After two days of occasional fumbling in the courtroom, sniper suspect John Allen Muhammad gave up trying to be his own lawyer Wed-nesday and put his fate back in the hands of his court-appointed attorneys.
``Mr. Muhammad no longer believes it is in his best interest to represent himself,'' Judge LeRoy Millette Jr. told the jury in the murder case.
Muhammad, 42, whose face is swollen from a chronic toothache, did not spell out his reasons in open court but assured the judge that it had nothing to do with his health.
Muhammad had stunned the judge and his own attorneys when he demanded the right to act as his own lawyer just as opening arguments in the capital case were to begin Monday.
After court adjourned Wednesday, Muhammad's lawyers, Peter Greenspun and Jonathan Shapiro, expressed relief that their client had changed course.
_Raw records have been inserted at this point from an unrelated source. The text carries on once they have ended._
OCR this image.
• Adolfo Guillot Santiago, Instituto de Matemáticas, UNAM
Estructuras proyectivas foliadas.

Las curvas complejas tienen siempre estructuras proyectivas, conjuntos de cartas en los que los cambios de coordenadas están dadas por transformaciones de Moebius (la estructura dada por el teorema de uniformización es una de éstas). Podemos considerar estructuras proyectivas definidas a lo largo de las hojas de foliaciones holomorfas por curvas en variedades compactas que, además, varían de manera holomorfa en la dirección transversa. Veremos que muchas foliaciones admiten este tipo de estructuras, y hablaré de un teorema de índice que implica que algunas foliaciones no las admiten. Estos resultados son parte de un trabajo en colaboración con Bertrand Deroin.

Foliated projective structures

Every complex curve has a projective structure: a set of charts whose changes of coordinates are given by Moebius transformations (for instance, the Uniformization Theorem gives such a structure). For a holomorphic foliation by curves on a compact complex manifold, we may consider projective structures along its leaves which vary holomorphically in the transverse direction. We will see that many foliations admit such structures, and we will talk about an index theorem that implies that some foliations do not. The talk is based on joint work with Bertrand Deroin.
They had served as standby counsel while Muhammad represented himself.
``You don't know how emotional it is for a lawyer with death on the table to be sidelined in deference to a defendant's right to represent himself,'' Shapiro said.
Prosecutors declined comment.
Though the judge said Muhammad represented himself competently, legal experts said he probably inflicted heavy damage on his case with a rambling opening statement that failed entirely to address the facts of the case.
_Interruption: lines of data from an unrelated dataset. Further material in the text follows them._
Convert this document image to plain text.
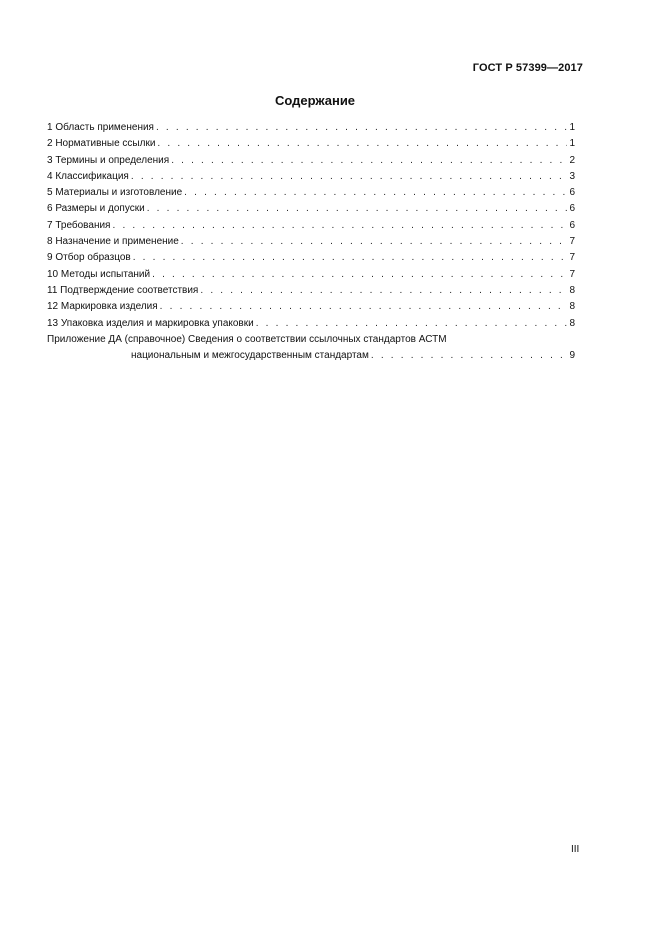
ГОСТ Р 57399—2017
Содержание
1 Область применения . . .	1
2 Нормативные ссылки . . .	1
3 Термины и определения . . .	2
4 Классификация . . .	3
5 Материалы и изготовление . . .	6
6 Размеры и допуски . . .	6
7 Требования . . .	6
8 Назначение и применение . . .	7
9 Отбор образцов . . .	7
10 Методы испытаний . . .	7
11 Подтверждение соответствия . . .	8
12 Маркировка изделия . . .	8
13 Упаковка изделия и маркировка упаковки . . .	8
Приложение ДА (справочное) Сведения о соответствии ссылочных стандартов АСТМ
национальным и межгосударственным стандартам . . .	9
III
During testimony, many of Mu-hammad's objections were overruled, and prosecutors objected to the way some of his questions to witnesses were posed, complaining that he was making gratuitous remarks or delving into irrelevant areas.
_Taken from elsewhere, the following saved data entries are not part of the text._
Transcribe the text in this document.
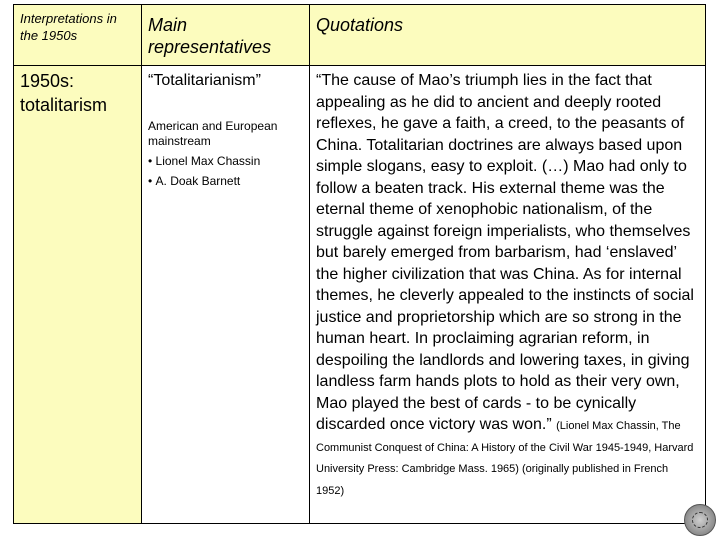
Interpretations in the 1950s
Main representatives
Quotations
1950s: totalitarism
“Totalitarianism”
American and European mainstream
• Lionel Max Chassin
• A. Doak Barnett
“The cause of Mao’s triumph lies in the fact that appealing as he did to ancient and deeply rooted reflexes, he gave a faith, a creed, to the peasants of China. Totalitarian doctrines are always based upon simple slogans, easy to exploit. (…) Mao had only to follow a beaten track. His external theme was the eternal theme of xenophobic nationalism, of the struggle against foreign imperialists, who themselves but barely emerged from barbarism, had ‘enslaved’ the higher civilization that was China. As for internal themes, he cleverly appealed to the instincts of social justice and proprietorship which are so strong in the human heart. In proclaiming agrarian reform, in despoiling the landlords and lowering taxes, in giving landless farm hands plots to hold as their very own, Mao played the best of cards - to be cynically discarded once victory was won.” (Lionel Max Chassin, The Communist Conquest of China: A History of the Civil War 1945-1949, Harvard University Press: Cambridge Mass. 1965) (originally published in French 1952)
Muhammad is on trial for the slaying of Dean Harold Meyers, who was cut down by a single bullet at a Virginia gas station during the spree that left 10 people dead in the Washington area in October last year.
On Wednesday, the most dramatic testimony of the trial so far came from liquor store employee Muhammad Rashid, who was shot in the stomach in Brandywine, Ma-ryland, in September last year.
Rashid identified fellow sniper suspect Lee Boyd Malvo as the man who shot and robbed him while Rashid played dead so his attacker would not shoot again.
Prosecutors then played Rashid's emergency call in which he wailed for help for six minutes, telling the dispatcher: ``I am dying .... I am all by myself.''
Prosecutors said that ballistics evidence in the Rashid shooting will be linked to other shootings and that the robbery was one of several used to finance the sniper spree.
Another shooting survivor, Kellie Adams, testified Wednesday about an attack in Alabama that has been linked to the sniper suspects. Adams was wounded so seriously in the Sept. 21 last year shooting that she still must breathe through a tube. Her liquor store co-worker, Claudine Parker, died.
Adams said she saw only the legs of her attacker, but James Gray, who helped police chase the attacker, identified Malvo as the man he chased.
Prosecutors had complained about Muhammad's self-representation, even asking the judge at one point to stop him from serving as his own lawyer. They said Muhammad was receiving too much help from his two defense lawyers, whose role as standby counsel was supposed to be limited.
Experts said the two days of self-representation did more harm than good to Muhammad's case.
``The one thing he may have done that's positive is he revealed himself to the jury as a human being. He may have made it more difficult to recommend a death penalty,'' said Joseph Bowman, a veteran criminal defense attorney who has handled death penalty cases in Virginia.
Malvo is scheduled to go on trial separately next month in the slaying of an FBI analyst.
He also faces the death penalty if convicted.